Der Krankenwagen kam. Klaus Ortmann konnte sich nicht mehr wehren. Er hatte jetzt das Bewußtsein verloren. Sein Blutdruck und der Puls waren schlecht. Dr. Norden gab dem begleiteten Notarzt die Anweisungen, was er tun solle während der Fahrt, und was zu unterbleiben hätte. Er konnte das sagen, denn er sagte es so, daß es niemals beleidigend für einen Kollegen wirkte.

»Ich kenne den Patienten sehr gut und weiß, worauf er negativ reagiert«, fügte er auch noch hinzu.
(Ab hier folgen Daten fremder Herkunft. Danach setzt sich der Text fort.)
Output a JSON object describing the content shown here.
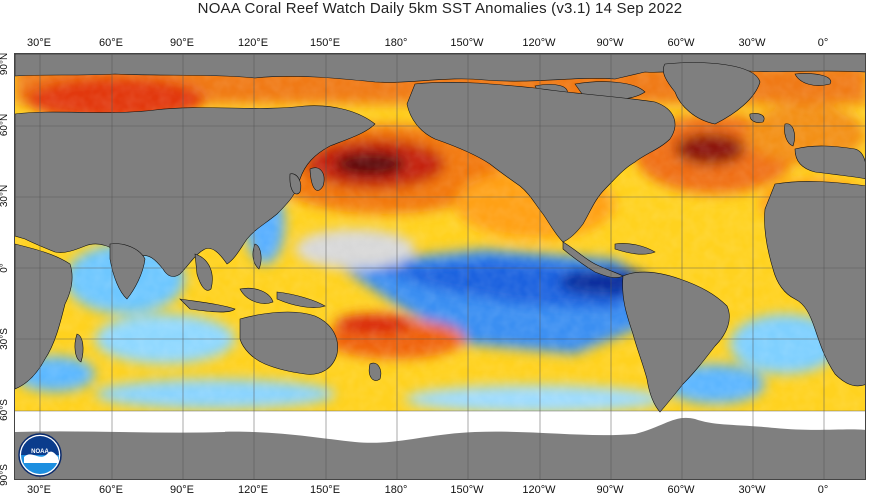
{
  "title": "NOAA Coral Reef Watch Daily 5km SST Anomalies  (v3.1)   14 Sep 2022",
  "longitude_labels": [
    "30°E",
    "60°E",
    "90°E",
    "120°E",
    "150°E",
    "180°",
    "150°W",
    "120°W",
    "90°W",
    "60°W",
    "30°W",
    "0°"
  ],
  "latitude_labels": [
    "90°N",
    "60°N",
    "30°N",
    "0°",
    "30°S",
    "60°S",
    "90°S"
  ],
  "logo": {
    "name": "noaa-logo",
    "text": "NOAA"
  },
  "colors": {
    "land": "#7f7f7f",
    "ice": "#ffffff",
    "anomaly_neutral": "#d6d6d6",
    "anomaly_warm_light": "#ffe033",
    "anomaly_warm": "#ffa500",
    "anomaly_hot": "#e63d0c",
    "anomaly_very_hot": "#5a0a0a",
    "anomaly_cool_light": "#7fd4ff",
    "anomaly_cool": "#2a8cf0",
    "anomaly_very_cool": "#0b2f9e",
    "grid": "#555555"
  }
}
Dann ging die Fahrt los. Daniel blieb dem Krankenwagen auf der Spur. Er wollte noch mit seinem Freund Dieter Behnisch persönlich sprechen. Dorthe wußte Bescheid. Wenn Patienten in der Praxis nicht warten wollten, sollten sie einen anderen Termin bekommen. Für einen Notfall mußte jeder Verständnis haben, und hatte er es nicht, konnte man ihm nur wünschen, daß er nicht auch mal in solche Situation käme.

In der Klinik angekommen, informierte Daniel Dieter Behnisch über alles, was er über Klaus Ortmann wußte. Sonst konnte er jetzt auch nichts tun, aber er wußte ja, daß er sich auf die Behnischs verlassen konnte.

In der Praxis erwartete ihn so viel Arbeit, daß er nicht zum Nachdenken kam. Aber dann fiel ihm ein, daß Bettina Ortmann nun auch informiert werden müsse, da sie ja sicher auf ihren Mann wartete, wenn Büroschluß war.